Career highlights and awards
- Negro World Series champion (1944); Negro National League ERA leader (1937); Negro National League wins leader (1945); Pitching Triple Crown in LVBP (1946);

= Roy Welmaker =

American baseball player (1913–1998)

Roy Horace Welmaker (December 6, 1913 – February 3, 1998), nicknamed "Snookie", was an American professional baseball pitcher in the Negro leagues. He played from 1932 to 1953.

A native of Atlanta, Georgia, Welmaker served in the US Army during World War II.

Welmaker was the opening pitcher for the 1942 Negro World Series. He lost his first start to Jack Matchett of the Kansas City Monarchs, as a late inning rally meant a 8-0 loss.
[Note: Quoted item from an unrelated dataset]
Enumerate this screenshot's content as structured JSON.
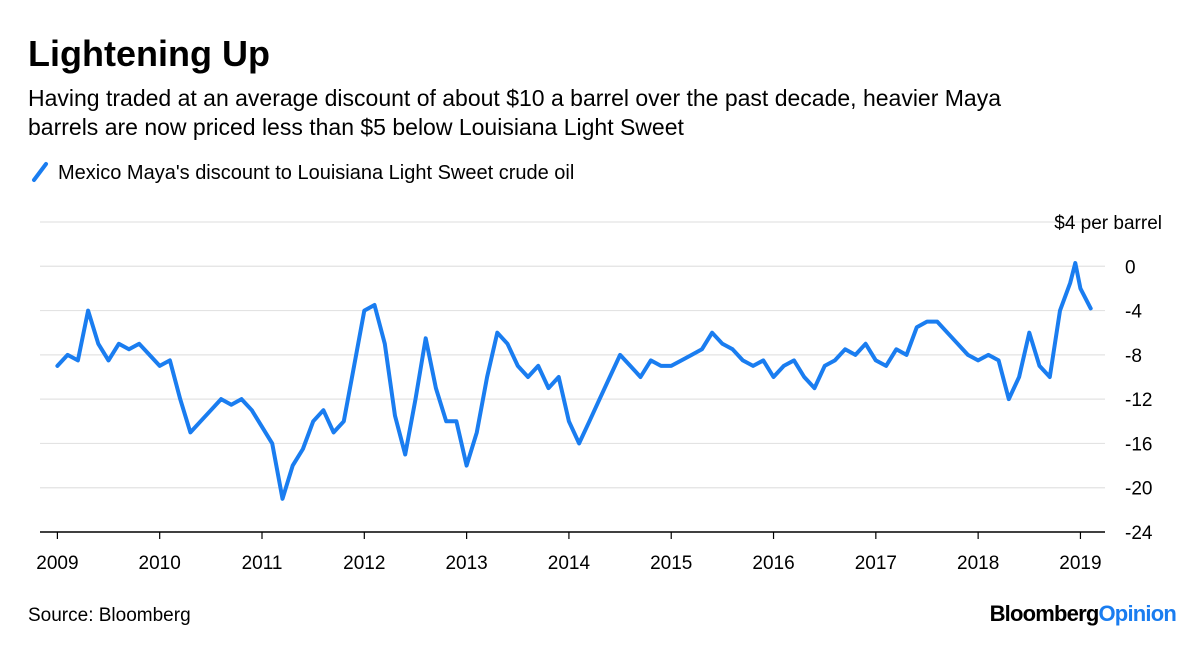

He would return to start Game 1 and Game 5 of the 1944 Negro World Series, winning both times against the Birmingham Black Barons and pitchers Johnny Markham and Alfred Saylor. In the 1945 Negro World Series, he was the starting pitcher for Game 1 against Bill Jefferson, but he allowed the go-ahead run to score in the eighth while allowing just six hits and two runs. He returned to start Game 3 against Jeff Jefferson, but Welmaker allowed four runs to score on seven hits as Cleveland won the third game of what proved to be a sweep of the defending champions. Overall, Welmaker had a 2–3 record in the Series over five games in three years.

In 1946 while playing for Sabios de Vargas, he pitched in 25 of the 30 games of the LVBP inaugural season, including 25 starts, and posted a 12-8 record with 139 strikeouts and a 2.68 earned run average (ERA) in 181 2/3 innings of work. Welmaker led the league in victories, strikeouts and ERA to easily win the Triple crown. He died in Decatur, Georgia in 1998 at age 84.